Bitcoin’s code is an open source MIT License that has allowed its use to be freely accessed and copied. This has led to a number of forks, including a major one in the Aug. 1 Bitcoin Cash fork. However, the ensuing battle between the coins emanating from this split could lead to a change in the open license.
Bitcoin’s developers are now mulling over a decision to change the open source MIT License, and if this was to go ahead, further forks might not be able to use the original source code.
There has been speculation that 2018 will see as many as fifty more Bitcoin forks, some of them much more dubious than others, and many of them indiscriminately made for the sake of aligning a coin with an established brand.
The ICOmania that permeated 2017 could change to fork mania this year as many have come wise to the fact that ICOs are often scams or not well aligned and thought out. This latest move sees people trying to capitalize on the Bitcoin name by forking off the original coin.
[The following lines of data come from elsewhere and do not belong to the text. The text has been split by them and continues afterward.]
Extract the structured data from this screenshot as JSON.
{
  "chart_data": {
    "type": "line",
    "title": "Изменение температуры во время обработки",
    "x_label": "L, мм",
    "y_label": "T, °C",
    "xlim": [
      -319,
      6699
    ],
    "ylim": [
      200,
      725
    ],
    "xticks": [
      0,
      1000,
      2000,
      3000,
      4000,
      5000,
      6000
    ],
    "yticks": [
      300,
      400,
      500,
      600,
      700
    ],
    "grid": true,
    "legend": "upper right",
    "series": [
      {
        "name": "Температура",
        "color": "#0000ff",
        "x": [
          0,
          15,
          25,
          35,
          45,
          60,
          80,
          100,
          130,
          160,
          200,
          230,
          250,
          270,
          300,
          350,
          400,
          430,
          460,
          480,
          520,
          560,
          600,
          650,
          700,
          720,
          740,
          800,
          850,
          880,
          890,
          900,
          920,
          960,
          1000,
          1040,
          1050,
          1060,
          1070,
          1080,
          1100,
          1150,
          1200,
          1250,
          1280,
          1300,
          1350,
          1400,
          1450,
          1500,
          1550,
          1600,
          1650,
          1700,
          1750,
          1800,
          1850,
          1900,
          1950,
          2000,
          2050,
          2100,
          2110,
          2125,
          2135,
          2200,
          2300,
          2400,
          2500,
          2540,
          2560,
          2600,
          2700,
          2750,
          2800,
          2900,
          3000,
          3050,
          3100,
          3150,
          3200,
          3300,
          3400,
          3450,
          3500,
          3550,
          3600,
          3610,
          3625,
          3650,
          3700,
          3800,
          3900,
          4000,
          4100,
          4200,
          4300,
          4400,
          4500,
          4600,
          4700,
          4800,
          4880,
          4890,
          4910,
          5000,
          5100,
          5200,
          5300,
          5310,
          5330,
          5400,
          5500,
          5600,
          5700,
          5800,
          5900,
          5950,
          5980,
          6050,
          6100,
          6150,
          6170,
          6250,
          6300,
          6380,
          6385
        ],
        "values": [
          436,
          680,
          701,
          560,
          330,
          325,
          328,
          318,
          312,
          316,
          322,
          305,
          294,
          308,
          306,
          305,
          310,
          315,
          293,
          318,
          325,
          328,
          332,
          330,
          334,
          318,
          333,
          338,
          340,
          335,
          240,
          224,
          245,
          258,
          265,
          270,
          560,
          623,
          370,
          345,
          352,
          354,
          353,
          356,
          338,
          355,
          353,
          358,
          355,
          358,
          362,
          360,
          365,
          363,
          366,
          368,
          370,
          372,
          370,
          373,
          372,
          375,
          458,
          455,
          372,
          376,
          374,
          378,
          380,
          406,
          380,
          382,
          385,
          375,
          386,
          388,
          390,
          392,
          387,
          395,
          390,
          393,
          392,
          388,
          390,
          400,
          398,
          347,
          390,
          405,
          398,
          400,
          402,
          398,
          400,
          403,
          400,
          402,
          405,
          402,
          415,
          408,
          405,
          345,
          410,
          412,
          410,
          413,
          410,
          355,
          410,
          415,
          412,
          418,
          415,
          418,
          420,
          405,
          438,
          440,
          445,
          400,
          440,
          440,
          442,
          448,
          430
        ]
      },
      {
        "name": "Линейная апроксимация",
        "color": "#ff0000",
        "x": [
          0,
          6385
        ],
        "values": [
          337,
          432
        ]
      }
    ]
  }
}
There has already been confusion and consternation across the forked community as proponents of Bitcoin Cash and the original Bitcoin battle it out about the correct use of terms.
The proposal put forward by Bitcoin developer Jose Femenias, suggests the addition of wording on the MIT License that would make it difficult to profit off Bitcoin’s brand after forking from the cryptocurrencies Blockchain.
Femenias suggests simply adding the following to the license, in order to stop the profiteering:
“No part of this software can be included in any other project that uses the name Bitcoin as part of its name and/or its marketing material unless the software produced by that project is fully compatible with the Bitcoin (core) Blockchain.”
The suggestion has garnered a variety of reactions with most of those involved seemingly against it. However, there are positive arguments to go ahead with the suggestion.
“The reuse of the Bitcoin core code can allow even a child to launch a form and this mess should stop,” writes Aymeric Vitte, a user of the forum. "Maybe people like to get 'free' coins, but they are misled, they can lose everything and there are some more vicious side effects, like replay protection collisions between forks.”
For the developers, the issue really comes in the decentralized nature of the code and the logistics of enacting this protection. For starters, ownership of the Bitcoin core software is unclear. Currently, the MIT Digital Currency Initiative partially funds development costs, and the code is maintained by a team of developers. Hence, it would be difficult for someone to claim ownership and sue another party for using the software.